The hedges have been clipped continuously for over three hundred and thirty years. Guillaume Beaumont arrived in the Kent valley in 1689, brought from France via the court of King James II, and began laying out a topiary garden that he would work on until 1712. He had previously designed the grounds at Hampton Court for his royal patron; this was his private commission for Colonel James Grahme, Keeper of the Privy Purse. Most topiary gardens of that period have been lost to fashion, neglect, or root rot - replaced by softer eighteenth-century landscaping, swept away by Capability Brown's followers, or simply abandoned. Levens is the exception. The chess pieces, the cone, the corkscrew, the great geometric shapes - all of them shaped from yew and box - have grown gnarled and corpulent with three centuries of growth, but they stand where Beaumont planted them.
The hall itself is far older than the topiary. A pele tower built by the Redman family around 1350 still forms the structural core of the house - one of the squat defensive towers that line the northern English borders, built when raids from Scotland made every prosperous landowner choose stone and slit windows over comfort. The Bellingham family extended the pele tower into a substantial Elizabethan house in the late sixteenth century. They were the ones responsible for the carved oak panelling and the elaborate plasterwork ceilings that still survive in the main rooms. Then, in 1689, the Bellinghams sold the house and the estate together to James Grahme, a Cumbrian who had risen to one of the most intimate positions in the royal household: Keeper of James II's Privy Purse, the man who handled the king's personal expenses. Grahme bought the house, the land, and the right to commission Beaumont.
What Beaumont did between 1689 and 1712 has survived essentially intact. A 1730 map of the park and gardens shows almost all the essential elements still present today. The topiary itself sits in tight geometric beds, the yew and box clipped into shapes that are difficult to date precisely because they have grown so much - the original silhouettes long since outgrown into the rounded, weighted forms of trees three centuries old. The deer park beyond was Beaumont's work as well: he chose the locations of the original trees, set out the rides, designed the relationship between the parkland and the house. Black fallow deer still graze the park, joined by Bagot goats - one of Britain's rarest native breeds. The fact that any of this looks the way Beaumont intended is the result of an unbroken three-century chain of gardeners who decided not to redesign.

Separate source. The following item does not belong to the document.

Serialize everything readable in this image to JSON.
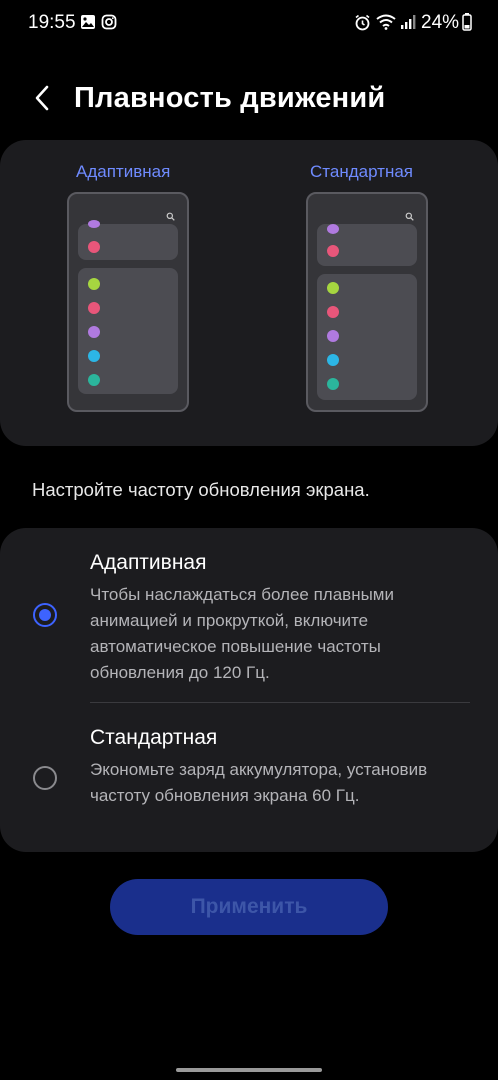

Grahme's son Henry Graham served as knight of the shire for Westmorland. Further additions were made to the house in the early nineteenth century. The estate is now owned by the Bagot family, who keep the gardens open to the public from spring through autumn. The visitor experience has acquired some unusual layers. There is a small collection of working steam road vehicles - traction engines and steam wagons that get steamed up most Sundays and Bank Holidays, smoke drifting across the topiary on summer afternoons. The hall played Baskerville Hall in the BBC's 2002 production of The Hound of the Baskervilles. And in October 2021, Levens received part of the government's £35-million Culture Recovery Fund - one of 142 sites supported through that programme. In December of the same year, the BBC's Gardeners' World featured the gardens in a winter special.
What you walk through at Levens is fundamentally different from the formal gardens at Versailles or Hampton Court, both of which were heavily reworked in subsequent centuries. Here, the same plants are still being clipped to roughly the same outlines by gardeners standing on the same garden paths. The topiary has been called the oldest in the world still maintained, and that claim has not been seriously challenged. Time runs differently inside a garden like this. A yew that was planted as a small shrub in 1694 is now a dense, dark, organic mass weighing several tons, still trimmed each year, still recognisable from old engravings. The hedge maze of fashion has passed in and out a dozen times since Beaumont arrived. His garden simply kept going.
Levens Hall is located at 54.26 degrees north, 2.78 degrees west, in the Kent valley 5.4 miles south of Kendal in Cumbria. From altitude, look for the formal topiary garden adjacent to the Elizabethan house, with the deer park stretching south. The M6 motorway passes close to the west. Best viewed from 2,000-3,000 feet AGL. Carlisle (EGNC) lies approximately 50 nautical miles north; Blackpool (EGNH) is about 35 nautical miles south. The Lake District fells rise to the north and northwest; Morecambe Bay opens to the southwest.